# polynomial Inequalities

• October 4th 2013, 07:30 AM
darkangel06
polynomial Inequalities
The function s(t)= -1/2gt2 +v0t +So can be used to calculate s, the height above a planet's surface in meters, where g is the acceleration due to gravity t is the time in seconds,Vo is the initial velocity in meters per second and so is the initial height in meters.
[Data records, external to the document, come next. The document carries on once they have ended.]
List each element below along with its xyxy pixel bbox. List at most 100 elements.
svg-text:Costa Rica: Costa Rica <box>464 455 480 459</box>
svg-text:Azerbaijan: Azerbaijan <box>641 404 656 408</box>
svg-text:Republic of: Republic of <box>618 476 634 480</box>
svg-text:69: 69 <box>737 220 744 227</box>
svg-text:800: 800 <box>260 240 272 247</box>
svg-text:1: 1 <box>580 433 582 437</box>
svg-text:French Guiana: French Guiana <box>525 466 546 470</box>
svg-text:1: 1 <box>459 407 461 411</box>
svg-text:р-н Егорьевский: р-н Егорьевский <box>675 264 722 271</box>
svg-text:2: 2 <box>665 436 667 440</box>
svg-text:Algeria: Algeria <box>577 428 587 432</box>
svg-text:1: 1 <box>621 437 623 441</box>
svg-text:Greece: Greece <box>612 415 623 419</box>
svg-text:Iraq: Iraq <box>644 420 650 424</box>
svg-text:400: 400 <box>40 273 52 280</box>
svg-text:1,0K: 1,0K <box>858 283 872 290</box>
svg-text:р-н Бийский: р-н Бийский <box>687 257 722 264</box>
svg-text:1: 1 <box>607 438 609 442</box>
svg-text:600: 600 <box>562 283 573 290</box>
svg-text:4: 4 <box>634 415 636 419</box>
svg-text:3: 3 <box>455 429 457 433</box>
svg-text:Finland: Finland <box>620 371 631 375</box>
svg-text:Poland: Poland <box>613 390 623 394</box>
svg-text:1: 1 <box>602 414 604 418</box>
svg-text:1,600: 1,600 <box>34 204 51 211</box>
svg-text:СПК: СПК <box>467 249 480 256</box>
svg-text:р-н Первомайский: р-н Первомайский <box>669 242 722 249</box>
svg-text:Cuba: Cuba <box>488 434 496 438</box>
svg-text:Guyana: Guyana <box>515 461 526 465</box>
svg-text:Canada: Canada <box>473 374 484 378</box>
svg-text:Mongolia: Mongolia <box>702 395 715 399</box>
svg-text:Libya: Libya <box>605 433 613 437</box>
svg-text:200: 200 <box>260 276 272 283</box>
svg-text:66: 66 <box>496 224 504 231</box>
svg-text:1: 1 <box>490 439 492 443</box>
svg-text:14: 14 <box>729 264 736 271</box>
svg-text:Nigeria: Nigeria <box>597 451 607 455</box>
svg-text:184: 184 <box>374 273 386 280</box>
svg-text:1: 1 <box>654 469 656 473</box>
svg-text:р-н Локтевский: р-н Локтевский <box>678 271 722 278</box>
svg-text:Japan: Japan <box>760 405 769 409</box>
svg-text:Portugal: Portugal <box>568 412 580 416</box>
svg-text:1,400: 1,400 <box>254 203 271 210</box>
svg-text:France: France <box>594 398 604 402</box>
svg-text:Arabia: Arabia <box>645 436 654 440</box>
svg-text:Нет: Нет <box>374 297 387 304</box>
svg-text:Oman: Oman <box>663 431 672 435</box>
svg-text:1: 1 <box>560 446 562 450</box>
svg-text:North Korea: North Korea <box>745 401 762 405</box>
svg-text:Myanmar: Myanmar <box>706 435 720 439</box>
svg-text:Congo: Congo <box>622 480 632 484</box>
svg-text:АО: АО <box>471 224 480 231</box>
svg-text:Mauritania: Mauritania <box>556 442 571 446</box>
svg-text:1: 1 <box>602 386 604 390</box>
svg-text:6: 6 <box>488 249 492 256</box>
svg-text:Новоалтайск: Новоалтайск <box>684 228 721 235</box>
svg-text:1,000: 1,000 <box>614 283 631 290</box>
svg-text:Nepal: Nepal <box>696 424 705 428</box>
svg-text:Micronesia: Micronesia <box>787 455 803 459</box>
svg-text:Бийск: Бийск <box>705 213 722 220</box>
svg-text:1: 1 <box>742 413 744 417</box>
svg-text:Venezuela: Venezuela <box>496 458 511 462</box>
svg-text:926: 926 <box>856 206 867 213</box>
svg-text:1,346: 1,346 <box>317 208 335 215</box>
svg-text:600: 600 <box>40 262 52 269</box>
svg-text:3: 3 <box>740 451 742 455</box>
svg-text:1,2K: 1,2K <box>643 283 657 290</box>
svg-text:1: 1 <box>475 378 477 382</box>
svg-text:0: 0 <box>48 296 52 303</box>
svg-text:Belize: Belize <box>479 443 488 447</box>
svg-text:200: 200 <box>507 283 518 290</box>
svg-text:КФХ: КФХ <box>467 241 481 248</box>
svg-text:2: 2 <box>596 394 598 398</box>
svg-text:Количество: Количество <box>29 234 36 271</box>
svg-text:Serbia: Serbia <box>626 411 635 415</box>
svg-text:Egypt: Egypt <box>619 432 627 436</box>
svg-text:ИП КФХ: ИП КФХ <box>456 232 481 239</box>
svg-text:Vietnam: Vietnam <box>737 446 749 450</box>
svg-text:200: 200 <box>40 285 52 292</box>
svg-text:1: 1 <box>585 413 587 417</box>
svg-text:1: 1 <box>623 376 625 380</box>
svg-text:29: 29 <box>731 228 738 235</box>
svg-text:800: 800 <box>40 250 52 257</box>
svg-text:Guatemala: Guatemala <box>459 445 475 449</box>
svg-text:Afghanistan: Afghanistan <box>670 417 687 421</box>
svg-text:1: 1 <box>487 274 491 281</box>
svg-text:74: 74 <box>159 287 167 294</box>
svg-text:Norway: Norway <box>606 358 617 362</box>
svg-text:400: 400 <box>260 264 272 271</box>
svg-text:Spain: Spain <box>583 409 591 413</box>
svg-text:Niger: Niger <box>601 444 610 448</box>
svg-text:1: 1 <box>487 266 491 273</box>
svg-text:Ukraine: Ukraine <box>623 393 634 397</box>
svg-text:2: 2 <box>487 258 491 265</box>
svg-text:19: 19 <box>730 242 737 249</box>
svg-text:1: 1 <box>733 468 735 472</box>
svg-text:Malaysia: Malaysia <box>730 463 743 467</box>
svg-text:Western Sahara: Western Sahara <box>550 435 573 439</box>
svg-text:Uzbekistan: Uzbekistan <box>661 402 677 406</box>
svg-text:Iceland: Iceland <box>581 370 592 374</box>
The acceleration due to gravity on mars is g=-3.92 m/s2. Find to two decimal places how long it takes an object to hit the surface of mars if the object is dropped from 1000m above the surface.
• October 4th 2013, 07:42 AM
ebaines
Re: polynomial Inequalities
I don't understand why you titled this thread "polynomial inequalities." From the data you have been given you have $s=0m,\ v_o=0 m/s, \ s_0=2000m$. So the formula becomes:

$0m = -\frac 1 2 (3.92\frac m {s^2} ) t^2 + 0t +1000m$

Rearrange and solve for t.
• October 4th 2013, 07:55 AM
darkangel06
Re: polynomial Inequalities
because thats what it is :/
• October 4th 2013, 07:59 AM
darkangel06
Re: polynomial Inequalities
Ok if i solve this using the quadratic formula it is unsolvable
• October 4th 2013, 08:07 AM
ebaines
Re: polynomial Inequalities
Quote:

Originally Posted by darkangel06
Ok if i solve this using the quadratic formula it is unsolvable

This is simpler than you think, and it's not an inequality:

$0 = - \frac 1 2 (3.92 \frac m {s^2})t^2 +1000$

$\frac 1 2 (3.92 \frac m {s^2})t^2 = 1000$

$t^2 = \frac { 1000 m} {\frac 1 2 (3.92 \frac m {s^2})}$

$t = \sqrt {\frac {2 (1000m)}{3.92 \frac m {s^2}}}$

You can use the quadratic formula if you want to find the roots of $at^2 +bt+c = 0$, where $a= - \frac 1 2 (3.92), \ b=0,\ c = 1000$. Don't forget that minus sign in the 'a' coefficient!
• October 4th 2013, 08:42 AM
darkangel06
Re: polynomial Inequalities
well g= -3.92 not +3.92
• October 4th 2013, 10:26 AM
votan
Re: polynomial Inequalities
Quote:

Originally Posted by darkangel06
well g= -3.92 not +3.92

if a is acceleration, you would write s = at^2
if the acceleration is negatinve, as in the gravity, a = -3.92.